Le Pmi non piangono più

Non c’è convegno dove non si parli di loro. Nelle relazioni della Confindustria non mancano mai. E quasi sempre i diretti interessati si lamentano della crisi economica. Eppure non sembra che per loro le cose vadano così male come si legge nella pubblicistica quotidiana. Anzi, per le piccole e medie imprese il primo semestre 2006 è addirittura positivo. Questa l’indicazione che giunge dalla sesta indagine «Laboratorio Pmi», condotta da Confapi e Unicredit su un campione di 3.000 imprese piccole e medie di tutta Italia.
Secondo lo studio, presentato ieri nel corso di una tavola rotonda al Cnel, le indicazioni delle aziende in termini di produzione, ordini e fatturato, salgono ai massimi da quando questa indagine viene condotta, in quasi tutti i settori e le aree geografiche. Per quanto riguarda il livello del fatturato, ad esempio, i risultati sono stati particolarmente incoraggianti: da un 12,5% del secondo semestre 2005 si è infatti passati al 26,3% del primo semestre 2006. Anche il saldo degli ordini passa da 11,8% a 27,2%. La maggiore accelerazione dell’attività e della domanda interna ed estera si è registrata soprattutto nei settori meccanico e chimico.

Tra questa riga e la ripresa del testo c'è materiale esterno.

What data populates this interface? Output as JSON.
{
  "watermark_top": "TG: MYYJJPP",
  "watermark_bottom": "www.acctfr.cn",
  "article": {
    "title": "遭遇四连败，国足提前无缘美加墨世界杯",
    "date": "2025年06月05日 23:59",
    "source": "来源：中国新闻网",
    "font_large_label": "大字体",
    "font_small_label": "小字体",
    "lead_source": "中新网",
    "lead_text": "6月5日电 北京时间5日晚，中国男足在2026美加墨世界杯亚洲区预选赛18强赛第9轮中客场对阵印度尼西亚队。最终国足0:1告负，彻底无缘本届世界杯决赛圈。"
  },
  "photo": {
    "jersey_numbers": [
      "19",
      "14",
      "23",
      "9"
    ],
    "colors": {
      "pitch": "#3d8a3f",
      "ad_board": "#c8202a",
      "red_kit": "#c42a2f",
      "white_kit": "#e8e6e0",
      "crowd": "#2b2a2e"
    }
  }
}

E proprio l’evidenza che i settori che più nettamente hanno migliorato le proprie condizioni producono i cosiddetti beni capitali o intermedi, indica l’ampia diffusione di questo miglioramento e sembrerebbe deporre in favore della sua possibile persistenza. «Questi settori infatti – si legge nell’indagine – si confrontano sia con la domanda domestica proveniente da altri settori più a valle, sia con la domanda estera, e sono partecipi della dinamica positiva che caratterizza la fase ciclica in tutta Europa». Restano tuttavia alcune note di cautela. E innanzitutto lo studio indica una certa debolezza dei risultati in termini di utile lordo e in secondo luogo evidenzia una «timidezza delle imprese in termini di intenzioni di investimento».

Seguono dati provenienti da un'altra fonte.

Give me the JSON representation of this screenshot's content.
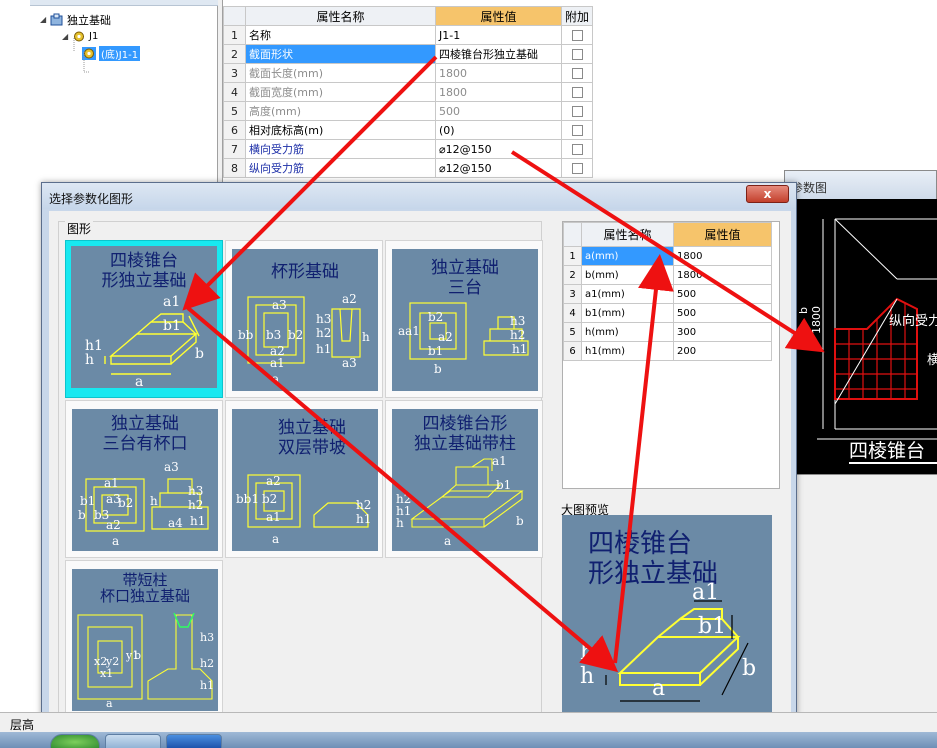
{
  "tree": {
    "root": "独立基础",
    "child": "J1",
    "leaf": "(底)J1-1"
  },
  "property_grid": {
    "col_name": "属性名称",
    "col_value": "属性值",
    "col_extra": "附加",
    "rows": [
      {
        "num": "1",
        "name": "名称",
        "value": "J1-1",
        "style": "normal"
      },
      {
        "num": "2",
        "name": "截面形状",
        "value": "四棱锥台形独立基础",
        "style": "sel"
      },
      {
        "num": "3",
        "name": "截面长度(mm)",
        "value": "1800",
        "style": "grey"
      },
      {
        "num": "4",
        "name": "截面宽度(mm)",
        "value": "1800",
        "style": "grey"
      },
      {
        "num": "5",
        "name": "高度(mm)",
        "value": "500",
        "style": "grey"
      },
      {
        "num": "6",
        "name": "相对底标高(m)",
        "value": "(0)",
        "style": "normal"
      },
      {
        "num": "7",
        "name": "横向受力筋",
        "value": "⌀12@150",
        "style": "blue"
      },
      {
        "num": "8",
        "name": "纵向受力筋",
        "value": "⌀12@150",
        "style": "blue"
      }
    ]
  },
  "param_window": {
    "title": "参数图",
    "dim_b": "b",
    "dim_1800": "1800",
    "label_rebar": "纵向受力",
    "label_h": "横",
    "caption": "四棱锥台"
  },
  "dialog": {
    "title": "选择参数化图形",
    "close": "x",
    "group_label": "图形",
    "shapes": [
      {
        "line1": "四棱锥台",
        "line2": "形独立基础"
      },
      {
        "line1": "杯形基础",
        "line2": ""
      },
      {
        "line1": "独立基础",
        "line2": "三台"
      },
      {
        "line1": "独立基础",
        "line2": "三台有杯口"
      },
      {
        "line1": "独立基础",
        "line2": "双层带坡"
      },
      {
        "line1": "四棱锥台形",
        "line2": "独立基础带柱"
      },
      {
        "line1": "带短柱",
        "line2": "杯口独立基础"
      }
    ],
    "params": {
      "col_name": "属性名称",
      "col_value": "属性值",
      "rows": [
        {
          "num": "1",
          "name": "a(mm)",
          "value": "1800"
        },
        {
          "num": "2",
          "name": "b(mm)",
          "value": "1800"
        },
        {
          "num": "3",
          "name": "a1(mm)",
          "value": "500"
        },
        {
          "num": "4",
          "name": "b1(mm)",
          "value": "500"
        },
        {
          "num": "5",
          "name": "h(mm)",
          "value": "300"
        },
        {
          "num": "6",
          "name": "h1(mm)",
          "value": "200"
        }
      ]
    },
    "preview_label": "大图预览",
    "preview_title1": "四棱锥台",
    "preview_title2": "形独立基础"
  },
  "status": {
    "floor_label": "层高"
  },
  "colors": {
    "accent_selection": "#3399ff",
    "header_value": "#f6c46b",
    "tile_bg": "#6b8aa6",
    "tile_title": "#102070",
    "drawing_line": "#ffff33",
    "arrow": "#ee1111",
    "selected_tile": "#18e8f0"
  }
}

In aggiunta vi sono tracce di difficoltà di accesso al credito che probabilmente causano in qualche caso vincoli di natura finanziaria alla crescita degli investimenti. Viene inoltre confermata l’esistenza di un premio in termini di performance per le imprese dotate di una struttura finanziaria equilibrata. Evidenze che indicano l’opportunità di un attento lavoro del sistema finanziario verso le Pmi. «Ciò che serve oggi di più alle Pmi italiane – osserva il presidente di Confapi Paolo Galassi – è un’azione di forte sostegno alle politiche per lo sviluppo. Anche perchè l’erosione degli utili comporta il rischio che le aziende non abbiano più risorse per sostenere l’innovazione, proprio mentre la ripresa economica le chiama ad una nuova sfida di produttività e competitività».

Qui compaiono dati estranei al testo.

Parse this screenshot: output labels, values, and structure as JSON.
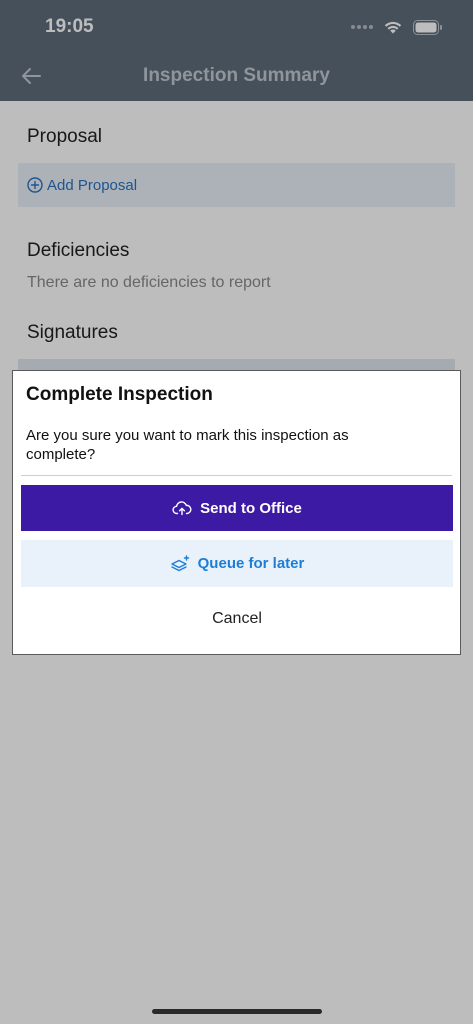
{
  "status_bar": {
    "time": "19:05",
    "icons": [
      "signal-dots-icon",
      "wifi-icon",
      "battery-icon"
    ]
  },
  "header": {
    "title": "Inspection Summary",
    "back_icon": "arrow-left-icon"
  },
  "sections": {
    "proposal": {
      "title": "Proposal",
      "add_label": "Add Proposal",
      "add_icon": "plus-circle-icon"
    },
    "deficiencies": {
      "title": "Deficiencies",
      "empty_text": "There are no deficiencies to report"
    },
    "signatures": {
      "title": "Signatures"
    }
  },
  "dialog": {
    "title": "Complete Inspection",
    "message": "Are you sure you want to mark this inspection as complete?",
    "primary_label": "Send to Office",
    "primary_icon": "cloud-upload-icon",
    "secondary_label": "Queue for later",
    "secondary_icon": "layers-plus-icon",
    "cancel_label": "Cancel"
  },
  "colors": {
    "header_bg": "#5d6c7b",
    "primary_button": "#3d1aa3",
    "secondary_button_bg": "#e9f1fb",
    "secondary_button_text": "#1d7ed8",
    "link_blue": "#2b73c2"
  }
}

Le Pmi, tuttavia, non sono soltanto l’ossatura dell’economia italiana ma anche delle economie dei paesi che sono entrati di recente nella Ue. Questo dato lo rivela invece, Europès 500, la classifica delle Pmi a più alto tasso di crescita nel Vecchio Continente, realizzata da «Entrepreneurs for growth», associazione indipendente che mira a promuovere l’imprenditorialità nella Ue, con il patrocinio di Kpmg e Microsoft. La ricerca rivela che le imprese appartenenti ai nuovi stati membri della Ue, spinte soprattutto dai processi di delocalizzazione e outsourcing, si sono mosse con una maggiore velocità rispetto al resto della Ue.
Sono stati infatti 46 le imprese entrate in classifica con tassi di crescita occupazionale, per le aziende dell’Europa centrale e orientale, attorno al 20% e più sviluppati rispetto a quelli degli altri Paesi europei. L’Italia – quarta dietro Germania (109), Regno Unito (72) e Francia (55) – piazza 44 aziende in graduatoria ma solo sette nei primi cento e nessuna nella top ten. Per incontrare la prima classificata occorre scalare fino alla 28esima posizione, occupata dal gruppo Ferretti.